His wife was paid a monthly salary of $35, and a similar amount was given for each of their children, he said. She lived with him in Raqqah for two years and bore two more children there before coalition forces recaptured the city.
He denied he had been “captured” by coalition forces; rather, he said, he and his family willingly surrendered.
His account of his wife’s arrival in Syria differs from one recently told by a Canadian ISIL bride who is likely the same woman.
Amarnath Amarasingam, a university researcher who studies Western foreign fighters, and Stewart Bell, a reporter with Global News, recently interviewed two Canadian women inside a camp. The Toronto woman was not named, but her biographical account matches the account heard in court.
She said in her interview her husband “tricked” her into going to Syria and she hadn’t wanted to.
“It is very difficult to say whose story is true in these circumstances,” said Amarasingam. “Many of them, particularly the women, often say that it was not really a radicalization story but rather a romantic journey of some kind.
“Most of the women went willingly, most of them are just as politicized as the men are, just as committed to the cause.”
According to Amarasingam, there are about 900 men, 500 women and 1,000 children from 44 countries being held under Kurdish control in areas formerly under ISIL control. Eight to 10 of the children and three to four of the women are Canadian, by his count.

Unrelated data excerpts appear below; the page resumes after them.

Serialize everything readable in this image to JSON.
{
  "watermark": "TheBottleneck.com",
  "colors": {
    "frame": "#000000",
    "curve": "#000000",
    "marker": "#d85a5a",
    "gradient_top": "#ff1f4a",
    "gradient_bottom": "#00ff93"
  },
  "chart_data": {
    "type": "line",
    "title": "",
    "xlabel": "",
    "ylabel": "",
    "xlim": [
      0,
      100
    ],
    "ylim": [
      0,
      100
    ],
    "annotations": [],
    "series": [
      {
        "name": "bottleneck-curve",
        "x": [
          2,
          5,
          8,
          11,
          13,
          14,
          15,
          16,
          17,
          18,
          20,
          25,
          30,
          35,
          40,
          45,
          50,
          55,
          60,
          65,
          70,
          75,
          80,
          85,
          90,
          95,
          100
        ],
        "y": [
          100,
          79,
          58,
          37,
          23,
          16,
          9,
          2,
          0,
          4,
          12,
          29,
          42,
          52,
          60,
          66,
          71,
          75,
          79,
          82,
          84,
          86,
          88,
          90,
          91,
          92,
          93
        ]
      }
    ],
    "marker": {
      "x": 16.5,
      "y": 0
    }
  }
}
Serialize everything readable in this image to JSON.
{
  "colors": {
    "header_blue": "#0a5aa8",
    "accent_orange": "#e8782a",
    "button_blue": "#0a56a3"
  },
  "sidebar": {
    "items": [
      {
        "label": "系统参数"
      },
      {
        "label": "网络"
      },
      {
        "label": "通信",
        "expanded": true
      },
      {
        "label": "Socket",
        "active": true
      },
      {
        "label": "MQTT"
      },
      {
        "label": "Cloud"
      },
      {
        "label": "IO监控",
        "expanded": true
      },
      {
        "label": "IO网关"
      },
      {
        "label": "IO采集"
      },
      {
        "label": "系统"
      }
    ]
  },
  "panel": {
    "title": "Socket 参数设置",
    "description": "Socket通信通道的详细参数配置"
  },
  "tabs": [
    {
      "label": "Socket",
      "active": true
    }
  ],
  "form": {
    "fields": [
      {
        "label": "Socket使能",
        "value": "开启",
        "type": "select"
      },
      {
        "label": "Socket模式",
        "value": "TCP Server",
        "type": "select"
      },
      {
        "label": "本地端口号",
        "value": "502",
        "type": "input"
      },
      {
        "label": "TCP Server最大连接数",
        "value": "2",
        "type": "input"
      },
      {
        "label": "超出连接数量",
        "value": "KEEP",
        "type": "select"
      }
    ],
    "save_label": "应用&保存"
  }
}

Each of the women will have their own story and circumstances and can be dealt with in a number of ways, including facing terrorism charges in Canada or being allowed to freely return.
Amarasingam said he thinks Canada has a moral obligation to repatriate the children, at least.
“The children shouldn’t have to live in a Syrian desert in tents because their parents made stupid decisions.”
Al-Muzaqzaq was one of eight alleged ISIL fighters from Lebanon returned to Beirut.